La révolution de 1789 avait l’avantage pour les révolutionnaires de l’époque d’avoir des ennemis à éliminer faciles à déterminer : les aristocrates. En revanche, aujourd’hui, alors que beaucoup rêvent à nouveau de révolution, il semble beaucoup plus difficile à trouver quels seraient, pour ces nouveaux révolutionnaires, ceux qu’il faudrait pendre à la lanterne.
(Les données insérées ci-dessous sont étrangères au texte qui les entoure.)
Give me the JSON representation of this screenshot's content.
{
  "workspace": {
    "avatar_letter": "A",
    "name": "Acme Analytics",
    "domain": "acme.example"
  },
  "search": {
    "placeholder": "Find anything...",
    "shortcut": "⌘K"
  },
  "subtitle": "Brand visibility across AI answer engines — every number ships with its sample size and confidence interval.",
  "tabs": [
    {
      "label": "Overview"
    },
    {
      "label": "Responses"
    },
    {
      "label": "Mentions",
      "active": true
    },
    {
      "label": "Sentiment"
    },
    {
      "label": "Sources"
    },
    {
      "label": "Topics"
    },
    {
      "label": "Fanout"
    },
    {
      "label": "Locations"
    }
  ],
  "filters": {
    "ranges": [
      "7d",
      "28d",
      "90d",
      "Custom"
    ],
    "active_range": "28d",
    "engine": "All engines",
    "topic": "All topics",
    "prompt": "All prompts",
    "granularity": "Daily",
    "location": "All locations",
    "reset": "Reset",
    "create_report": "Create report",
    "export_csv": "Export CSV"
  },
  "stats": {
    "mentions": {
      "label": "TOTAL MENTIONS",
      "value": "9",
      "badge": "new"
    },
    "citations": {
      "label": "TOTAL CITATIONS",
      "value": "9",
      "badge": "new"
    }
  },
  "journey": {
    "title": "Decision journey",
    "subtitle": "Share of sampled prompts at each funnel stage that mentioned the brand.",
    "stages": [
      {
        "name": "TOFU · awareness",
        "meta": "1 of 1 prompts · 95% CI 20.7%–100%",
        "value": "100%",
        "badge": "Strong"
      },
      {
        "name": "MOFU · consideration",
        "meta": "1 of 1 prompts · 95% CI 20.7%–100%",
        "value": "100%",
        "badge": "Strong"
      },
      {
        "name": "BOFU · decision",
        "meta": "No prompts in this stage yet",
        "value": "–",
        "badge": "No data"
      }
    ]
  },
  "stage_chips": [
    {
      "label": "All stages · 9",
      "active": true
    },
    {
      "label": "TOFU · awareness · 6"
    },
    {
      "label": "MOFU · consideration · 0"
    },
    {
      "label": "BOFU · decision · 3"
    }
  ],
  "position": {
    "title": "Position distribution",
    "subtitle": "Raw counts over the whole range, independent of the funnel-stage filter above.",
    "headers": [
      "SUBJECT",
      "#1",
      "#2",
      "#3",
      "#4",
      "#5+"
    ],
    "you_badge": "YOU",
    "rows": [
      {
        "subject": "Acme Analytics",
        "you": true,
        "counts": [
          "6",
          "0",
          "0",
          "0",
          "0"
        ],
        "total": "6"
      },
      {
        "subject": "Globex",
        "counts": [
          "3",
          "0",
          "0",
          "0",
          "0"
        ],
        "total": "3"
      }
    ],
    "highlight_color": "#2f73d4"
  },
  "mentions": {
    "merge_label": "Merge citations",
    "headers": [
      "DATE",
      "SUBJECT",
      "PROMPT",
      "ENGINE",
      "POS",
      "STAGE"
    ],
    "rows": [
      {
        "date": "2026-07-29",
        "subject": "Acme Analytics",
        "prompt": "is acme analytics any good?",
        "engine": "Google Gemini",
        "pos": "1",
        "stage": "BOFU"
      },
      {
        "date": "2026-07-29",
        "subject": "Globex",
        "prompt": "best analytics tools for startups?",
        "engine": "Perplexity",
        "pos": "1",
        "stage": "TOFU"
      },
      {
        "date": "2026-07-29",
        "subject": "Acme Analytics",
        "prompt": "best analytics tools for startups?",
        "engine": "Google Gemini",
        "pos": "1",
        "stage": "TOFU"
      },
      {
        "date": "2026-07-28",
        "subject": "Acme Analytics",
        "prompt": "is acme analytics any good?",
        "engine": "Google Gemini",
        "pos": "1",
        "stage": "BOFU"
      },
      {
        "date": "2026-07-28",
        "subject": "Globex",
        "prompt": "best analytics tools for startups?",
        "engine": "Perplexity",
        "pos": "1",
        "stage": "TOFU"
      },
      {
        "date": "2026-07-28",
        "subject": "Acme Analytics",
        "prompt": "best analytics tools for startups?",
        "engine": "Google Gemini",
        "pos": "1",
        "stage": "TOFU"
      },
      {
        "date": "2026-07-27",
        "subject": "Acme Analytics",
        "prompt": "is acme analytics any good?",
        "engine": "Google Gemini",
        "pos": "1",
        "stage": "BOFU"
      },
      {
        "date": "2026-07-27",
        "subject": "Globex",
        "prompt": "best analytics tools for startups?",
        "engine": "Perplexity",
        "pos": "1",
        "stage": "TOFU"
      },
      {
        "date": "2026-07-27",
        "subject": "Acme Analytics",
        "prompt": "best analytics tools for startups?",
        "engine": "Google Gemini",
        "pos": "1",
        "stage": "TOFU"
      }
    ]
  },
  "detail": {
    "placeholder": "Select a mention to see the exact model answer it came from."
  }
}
Serait-ce les bourgeois ? Mais qu’est-ce qu’au juste un bourgeois ? Est-ce simplement quelqu’un qui s’est enrichi, c’est-à-dire quelqu’un qui comme on dit s’est embourgeoisé, ou qui en aurait seulement le désir ? Si oui, alors il faut arrêter d’envoyer les enfants faire des études, car le premier objectif d’un étudiant est de réussir ses études afin de pouvoir exercer une activité professionnelle qui lui permettra justement de s’embourgeoiser. Sinon pourquoi les étudiants feraient-ils donc le sacrifice de leurs jeunes années à étudier au lieu d’en profiter pour s’amuser comme tous les jeunes de leur âge ? Pour le plaisir d’étudier ? Sans doute y a-t-il aussi de cela au moins chez certains, mais pour beaucoup, sinon tous, les études sont surtout un investissement qu’ils font au cours de leur jeunesse en espérant en retirer un profit plus tard, un retour sur investissement donc. Faux ? Je crains que non, et en plus si on proscrivait les études on aurait pour résultat un abêtissement général de la population et une explosion de l’obscurantisme. En effet, imaginons que l’on supprime les études de médecine par exemple, qui nous soigneraient si ce n’est d’obscurs charlatans qui auraient un certain charisme pour les ignorants que nous serions devenus ?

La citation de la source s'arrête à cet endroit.